Oh of course! I thought the same about the T2-T1 thing and then saw this
https://www.physicsforums.com/showthread.php?t=291753
and redid it.
But yeah! The acceleration is in the answer, It skipped my mind soo bad when I redid it with the section things and all. :cry:
So the free body diagram goes to this,
and so the equation for Tn = n(ma+mg sinθ)
And T5-T3= 2(2800)(.80+9.8 sin(35°))
For Tn-Tn-1 = 2800(.80+9.8 sin(35°))

So, i guess we could answer both! But also refer to the question,
Figure shows a section of a cable car system. The maximum permissible mass of each car with occupants is 2800 kg.

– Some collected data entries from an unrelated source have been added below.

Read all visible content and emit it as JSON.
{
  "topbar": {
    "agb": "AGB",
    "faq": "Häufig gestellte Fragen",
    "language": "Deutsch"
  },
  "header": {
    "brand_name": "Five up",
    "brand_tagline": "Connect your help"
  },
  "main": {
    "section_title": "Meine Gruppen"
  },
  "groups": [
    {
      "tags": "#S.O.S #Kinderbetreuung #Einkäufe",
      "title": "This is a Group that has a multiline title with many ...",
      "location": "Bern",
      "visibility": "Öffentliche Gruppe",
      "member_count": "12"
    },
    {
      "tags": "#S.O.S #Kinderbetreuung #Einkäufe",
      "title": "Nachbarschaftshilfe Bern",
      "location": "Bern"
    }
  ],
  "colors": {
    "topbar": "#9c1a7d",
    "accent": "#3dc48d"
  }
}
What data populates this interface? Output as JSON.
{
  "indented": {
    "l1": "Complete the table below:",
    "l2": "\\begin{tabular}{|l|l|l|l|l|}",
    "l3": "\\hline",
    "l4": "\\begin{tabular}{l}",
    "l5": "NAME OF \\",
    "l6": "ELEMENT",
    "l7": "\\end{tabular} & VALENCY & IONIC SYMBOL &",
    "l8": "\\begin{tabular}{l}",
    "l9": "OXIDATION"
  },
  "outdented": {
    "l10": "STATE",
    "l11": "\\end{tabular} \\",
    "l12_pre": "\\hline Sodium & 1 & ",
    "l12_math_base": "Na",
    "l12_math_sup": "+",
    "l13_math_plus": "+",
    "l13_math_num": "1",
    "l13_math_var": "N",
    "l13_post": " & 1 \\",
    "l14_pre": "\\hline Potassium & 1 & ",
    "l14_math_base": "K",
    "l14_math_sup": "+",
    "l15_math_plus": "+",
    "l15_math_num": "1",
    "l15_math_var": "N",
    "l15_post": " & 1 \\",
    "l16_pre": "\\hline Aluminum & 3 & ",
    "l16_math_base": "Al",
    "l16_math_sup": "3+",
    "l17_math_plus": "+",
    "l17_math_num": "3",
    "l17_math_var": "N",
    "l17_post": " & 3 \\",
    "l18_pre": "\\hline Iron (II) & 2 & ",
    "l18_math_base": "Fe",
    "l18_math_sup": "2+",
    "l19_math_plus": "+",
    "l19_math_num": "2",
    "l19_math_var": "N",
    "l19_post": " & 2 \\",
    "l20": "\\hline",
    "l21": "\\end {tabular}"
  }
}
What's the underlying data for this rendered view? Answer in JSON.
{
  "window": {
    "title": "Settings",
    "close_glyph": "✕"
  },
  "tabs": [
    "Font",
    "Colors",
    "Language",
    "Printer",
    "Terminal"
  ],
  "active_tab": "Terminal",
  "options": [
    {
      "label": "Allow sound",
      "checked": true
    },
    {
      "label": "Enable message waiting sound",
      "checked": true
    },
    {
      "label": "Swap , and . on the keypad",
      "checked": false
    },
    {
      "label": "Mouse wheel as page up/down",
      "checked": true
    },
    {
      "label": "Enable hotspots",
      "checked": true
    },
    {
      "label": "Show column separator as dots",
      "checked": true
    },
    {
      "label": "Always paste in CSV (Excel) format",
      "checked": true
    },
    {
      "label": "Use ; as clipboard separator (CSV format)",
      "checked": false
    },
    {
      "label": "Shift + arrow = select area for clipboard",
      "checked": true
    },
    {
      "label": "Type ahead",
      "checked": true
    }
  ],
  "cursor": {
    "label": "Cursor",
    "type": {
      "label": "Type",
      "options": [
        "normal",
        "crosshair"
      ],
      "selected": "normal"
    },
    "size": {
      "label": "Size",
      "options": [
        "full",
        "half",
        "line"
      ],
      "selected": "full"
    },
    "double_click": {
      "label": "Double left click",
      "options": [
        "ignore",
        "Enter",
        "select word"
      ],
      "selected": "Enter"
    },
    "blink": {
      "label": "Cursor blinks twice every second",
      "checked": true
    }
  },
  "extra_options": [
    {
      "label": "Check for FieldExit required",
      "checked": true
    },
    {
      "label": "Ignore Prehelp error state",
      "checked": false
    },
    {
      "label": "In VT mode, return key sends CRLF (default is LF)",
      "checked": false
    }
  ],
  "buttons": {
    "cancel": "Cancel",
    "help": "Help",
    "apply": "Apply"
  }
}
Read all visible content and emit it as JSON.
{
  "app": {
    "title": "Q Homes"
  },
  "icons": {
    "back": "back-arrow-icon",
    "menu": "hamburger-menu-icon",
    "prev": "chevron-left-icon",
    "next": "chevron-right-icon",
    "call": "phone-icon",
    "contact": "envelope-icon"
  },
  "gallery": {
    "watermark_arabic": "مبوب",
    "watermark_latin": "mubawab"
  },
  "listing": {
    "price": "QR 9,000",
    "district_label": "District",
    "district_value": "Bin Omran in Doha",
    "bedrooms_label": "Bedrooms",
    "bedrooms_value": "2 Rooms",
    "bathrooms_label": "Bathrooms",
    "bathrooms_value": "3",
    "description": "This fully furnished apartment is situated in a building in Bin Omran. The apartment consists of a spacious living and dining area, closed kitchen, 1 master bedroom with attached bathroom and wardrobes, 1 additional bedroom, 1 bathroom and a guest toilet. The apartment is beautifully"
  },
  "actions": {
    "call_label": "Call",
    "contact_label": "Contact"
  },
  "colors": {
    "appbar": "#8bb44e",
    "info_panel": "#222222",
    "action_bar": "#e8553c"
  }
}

The cars, riding on a support cable are pulled by a second cable attached to the support tower on each car. Assume that the cables are taut and inclined at θ= 35°. What is the difference in tension between adjacent sections of pull cable if the cars are at the maximum permissible mass and are being accelerated up the incline at .81 m/s2.

But then, there's be a chance to get at the implied meaning if someone has a solution manual of some sort to the Fundamentals of Physics- 8th edition extended by Halliday, Resnick and Walker..o have had it in class or something.. I guess there's no better way to know it than that!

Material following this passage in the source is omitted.